I'm trying to expand/enlarge a shapefile of the Cherokee Nation that I downloaded from the Census dataset here: https://www2.census.gov/geo/tiger/TIGER2019/AIANNH/ using the rgeos package. The code I have for this currently is:
library(rgeos)
library(dplyr)
tribe_shp <- readOGR("/location of file/", layer = "tl_2019_us_aiannh")
tribe_shp <- tribe_shp %>% filter(GEOID == "5550R") #filter to cherokee nation
expand_obj <- gBuffer(tribe_shp, byid = F, width = 1000)
>Warning message:
In gBuffer(tribe_shp, byid = F, width = 1000) :
Spatial object is not projected; GEOS expects planar coordinates
plot(expand_obj)
The resulting object loses the dataframe of the original SPDF and is pretty much just a circle that doesn't resemble the original shape at all. Is there something I am missing?
gBuffer
uses the units of the data. In this case, the data are in degrees lat-long, and so the buffer is 1000 degrees in width. To make a buffer in metres transform to another coordinate system in metres.
There are lots of coordinate systems, and you should really find one appropriate for your location. I think the US has a number of systems designed on a per-state basis, so that would probably be best. But for now I'll use EPSG:3857 which is what Google use for maps and isn't really that accurate.
Read the data:
tribe_shp <- readOGR("./", layer = "tl_2019_us_aiannh")
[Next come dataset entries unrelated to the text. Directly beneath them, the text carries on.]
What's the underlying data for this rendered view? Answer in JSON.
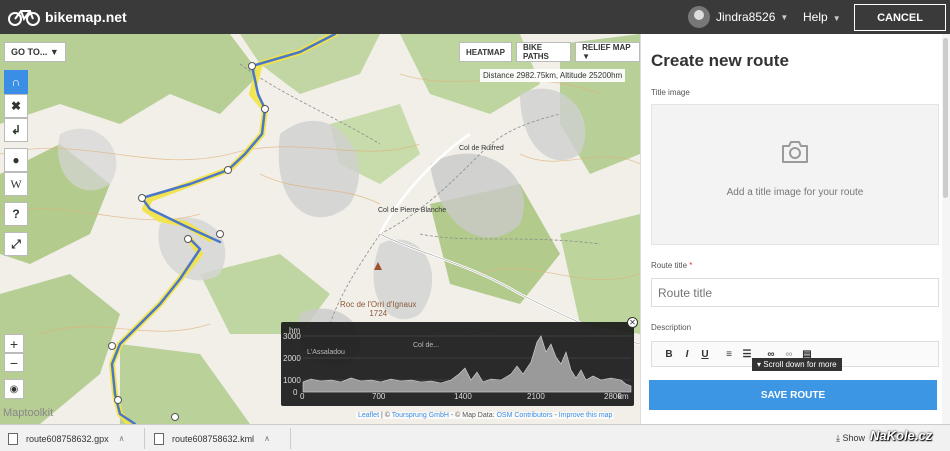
{
  "header": {
    "logo_text": "bikemap.net",
    "username": "Jindra8526",
    "help_label": "Help",
    "cancel_label": "CANCEL"
  },
  "map": {
    "goto_label": "GO TO... ▼",
    "layer_buttons": [
      "HEATMAP",
      "BIKE PATHS",
      "RELIEF MAP ▼"
    ],
    "distance_readout": "Distance 2982.75km, Altitude 25200hm",
    "place_labels": {
      "col_ruifred": "Col de Ruifred",
      "col_pierre_blanche": "Col de Pierre Blanche",
      "peak_name": "Roc de l'Orri d'Ignaux",
      "peak_elev": "1724"
    },
    "maptoolkit_logo": "Maptoolkit",
    "attribution": {
      "leaflet": "Leaflet",
      "sep1": " | © ",
      "tourenplaner": "Toursprung GmbH",
      "sep2": " - © Map Data: ",
      "osm": "OSM Contributors",
      "sep3": " - ",
      "improve": "Improve this map"
    },
    "zoom_in": "+",
    "zoom_out": "−"
  },
  "elevation": {
    "unit": "hm",
    "yticks": [
      "3000",
      "2000",
      "1000",
      "0"
    ],
    "xticks": [
      "0",
      "700",
      "1400",
      "2100",
      "2800"
    ],
    "x_unit": "km",
    "labels": [
      "L'Assaladou",
      "Col de..."
    ]
  },
  "sidebar": {
    "heading": "Create new route",
    "title_image_label": "Title image",
    "title_image_hint": "Add a title image for your route",
    "route_title_label": "Route title",
    "required_mark": "*",
    "route_title_placeholder": "Route title",
    "description_label": "Description",
    "editor_buttons": [
      "B",
      "I",
      "U"
    ],
    "scroll_hint": "▾ Scroll down for more",
    "save_label": "SAVE ROUTE"
  },
  "downloads": {
    "items": [
      "route608758632.gpx",
      "route608758632.kml"
    ],
    "show_all_label": "Show"
  },
  "watermark": "NaKole.cz",
  "colors": {
    "header_bg": "#3a3a3a",
    "accent": "#3d96e4",
    "route_line": "#4b77c9",
    "route_highlight": "#f2e34a"
  }
}
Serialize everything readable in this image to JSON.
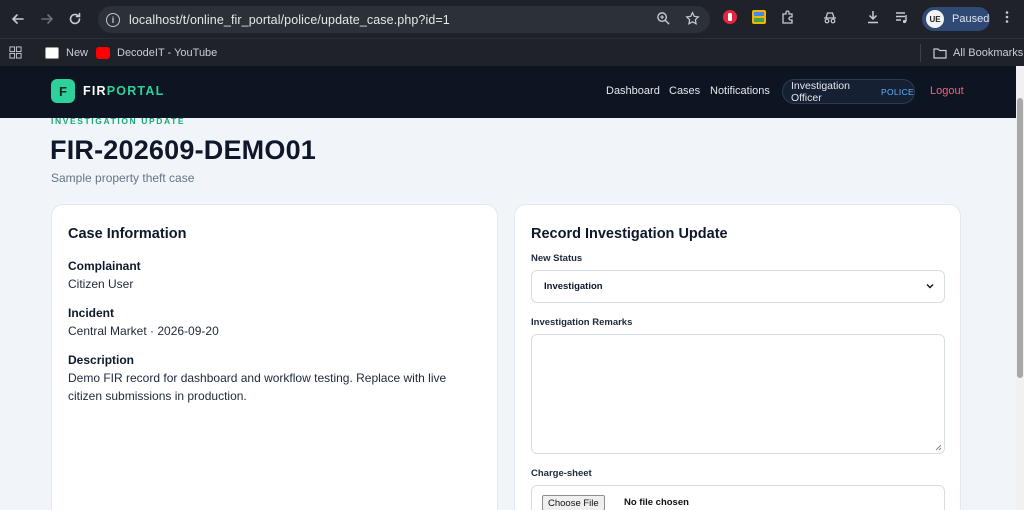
{
  "browser": {
    "url": "localhost/t/online_fir_portal/police/update_case.php?id=1",
    "profile_initials": "UE",
    "profile_status": "Paused",
    "bookmarks": {
      "new_label": "New",
      "youtube_label": "DecodeIT - YouTube",
      "all_bookmarks_label": "All Bookmarks"
    }
  },
  "app": {
    "logo_letter": "F",
    "brand_primary": "FIR",
    "brand_accent": "PORTAL",
    "nav": {
      "dashboard": "Dashboard",
      "cases": "Cases",
      "notifications": "Notifications"
    },
    "role": "Investigation Officer",
    "role_tag": "POLICE",
    "logout": "Logout"
  },
  "page": {
    "eyebrow": "INVESTIGATION UPDATE",
    "case_number": "FIR-202609-DEMO01",
    "subtitle": "Sample property theft case"
  },
  "case_info": {
    "heading": "Case Information",
    "complainant_label": "Complainant",
    "complainant_value": "Citizen User",
    "incident_label": "Incident",
    "incident_value": "Central Market · 2026-09-20",
    "description_label": "Description",
    "description_value": "Demo FIR record for dashboard and workflow testing. Replace with live citizen submissions in production."
  },
  "update_form": {
    "heading": "Record Investigation Update",
    "status_label": "New Status",
    "status_value": "Investigation",
    "remarks_label": "Investigation Remarks",
    "remarks_value": "",
    "chargesheet_label": "Charge-sheet",
    "file_button": "Choose File",
    "file_status": "No file chosen"
  },
  "colors": {
    "accent": "#2fd19b",
    "nav_bg": "#0d1522",
    "logout": "#f0627a",
    "role_tag": "#5fb3ff",
    "page_bg": "#f1f5f9"
  }
}
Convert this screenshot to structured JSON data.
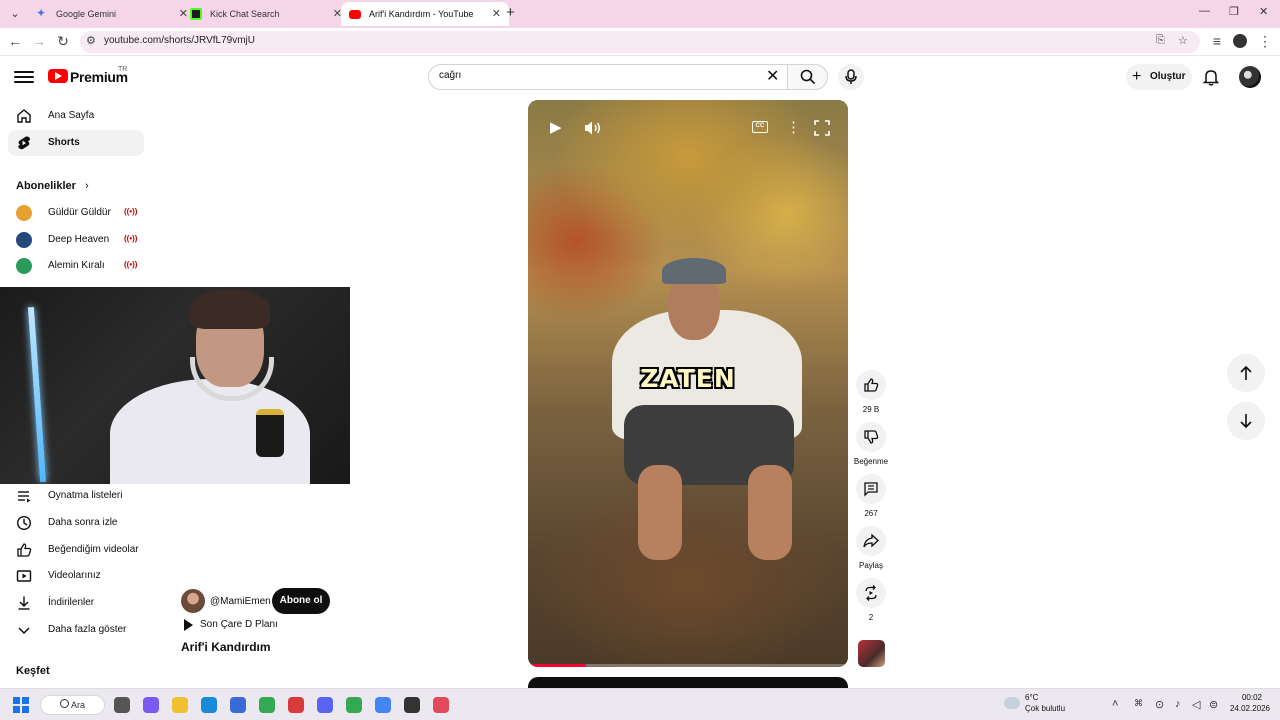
{
  "browser": {
    "tabs": [
      {
        "title": "Google Gemini",
        "favicon_color": "#4a7be8"
      },
      {
        "title": "Kick Chat Search",
        "favicon_color": "#1b1b1b"
      },
      {
        "title": "Arif'i Kandırdım - YouTube",
        "favicon_color": "#ff0000"
      }
    ],
    "active_tab_index": 2,
    "url": "youtube.com/shorts/JRVfL79vmjU",
    "icons": [
      "tab-search-icon",
      "back-icon",
      "forward-icon",
      "reload-icon",
      "site-info-icon",
      "install-icon",
      "bookmark-star-icon",
      "reading-list-icon",
      "profile-icon",
      "kebab-menu-icon"
    ]
  },
  "header": {
    "brand": "Premium",
    "region": "TR",
    "search_value": "cağrı",
    "create_label": "Oluştur"
  },
  "sidebar": {
    "main_items": [
      {
        "label": "Ana Sayfa",
        "icon": "home-icon",
        "active": false
      },
      {
        "label": "Shorts",
        "icon": "shorts-icon",
        "active": true
      }
    ],
    "subscriptions_title": "Abonelikler",
    "subscriptions": [
      {
        "label": "Güldür Güldür",
        "avatar_color": "#e8a030",
        "live": true
      },
      {
        "label": "Deep Heaven",
        "avatar_color": "#234a7a",
        "live": true
      },
      {
        "label": "Alemin Kıralı",
        "avatar_color": "#2a9a5a",
        "live": true
      }
    ],
    "library_items": [
      {
        "label": "Oynatma listeleri",
        "icon": "playlist-icon"
      },
      {
        "label": "Daha sonra izle",
        "icon": "clock-icon"
      },
      {
        "label": "Beğendiğim videolar",
        "icon": "thumb-up-icon"
      },
      {
        "label": "Videolarınız",
        "icon": "video-icon"
      },
      {
        "label": "İndirilenler",
        "icon": "download-icon"
      },
      {
        "label": "Daha fazla göster",
        "icon": "chevron-down-icon"
      }
    ],
    "explore_title": "Keşfet"
  },
  "short": {
    "caption_text": "ZATEN",
    "progress": 0.18,
    "channel": "@MamiEmen",
    "subscribe_label": "Abone ol",
    "music": "Son Çare D Planı",
    "title": "Arif'i Kandırdım"
  },
  "actions": {
    "likes": "29 B",
    "dislike_label": "Beğenme",
    "comments": "267",
    "share_label": "Paylaş",
    "remix_count": "2"
  },
  "taskbar": {
    "search_label": "Ara",
    "temperature": "6°C",
    "weather": "Çok bulutlu",
    "time": "00:02",
    "date": "24.02.2026",
    "apps": [
      {
        "icon": "task-view-icon",
        "color": "#555555"
      },
      {
        "icon": "copilot-icon",
        "color": "#7a5af0"
      },
      {
        "icon": "file-explorer-icon",
        "color": "#f0c030"
      },
      {
        "icon": "edge-icon",
        "color": "#1a8ad8"
      },
      {
        "icon": "store-icon",
        "color": "#3a6ad8"
      },
      {
        "icon": "chrome-icon",
        "color": "#34a853"
      },
      {
        "icon": "letter-l-app-icon",
        "color": "#d83a3a"
      },
      {
        "icon": "discord-icon",
        "color": "#5865f2"
      },
      {
        "icon": "chrome-profile-icon",
        "color": "#34a853"
      },
      {
        "icon": "chrome-profile-2-icon",
        "color": "#4285f4"
      },
      {
        "icon": "obs-icon",
        "color": "#333333"
      },
      {
        "icon": "snipping-tool-icon",
        "color": "#e04a5a"
      }
    ]
  }
}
Subset using selection - dplyr::filter
doesn't work for me here but this will:
tribe_shp = tribe_shp[tribe_shp$GEOID=="5550R",]
Now transform to another coordinate system:
tribe_shp_trans = spTransform(tribe_shp, "+init=epsg:3857")
and make a 1km buffer. If you want a 1 mile buffer then use however many metres in a mile - one thousand six hundred and something?
tribe_shp_buf = gBuffer(tribe_shp_trans, width=1000)
If you plot them you can just about see the buffer is bigger than the original region:
plot(tribe_shp_trans)
plot(tribe_shp_buf,lty=3,add=TRUE)
Detail of plot:
If you need the buffer in lat-long then do another transform of the buffer to "+init=epsg:4326".
You can also do this with the more modern sf
package, use st_read
to read the data, st_transform
to reproject, and st_buffer
to do the buffer. It should even be faster.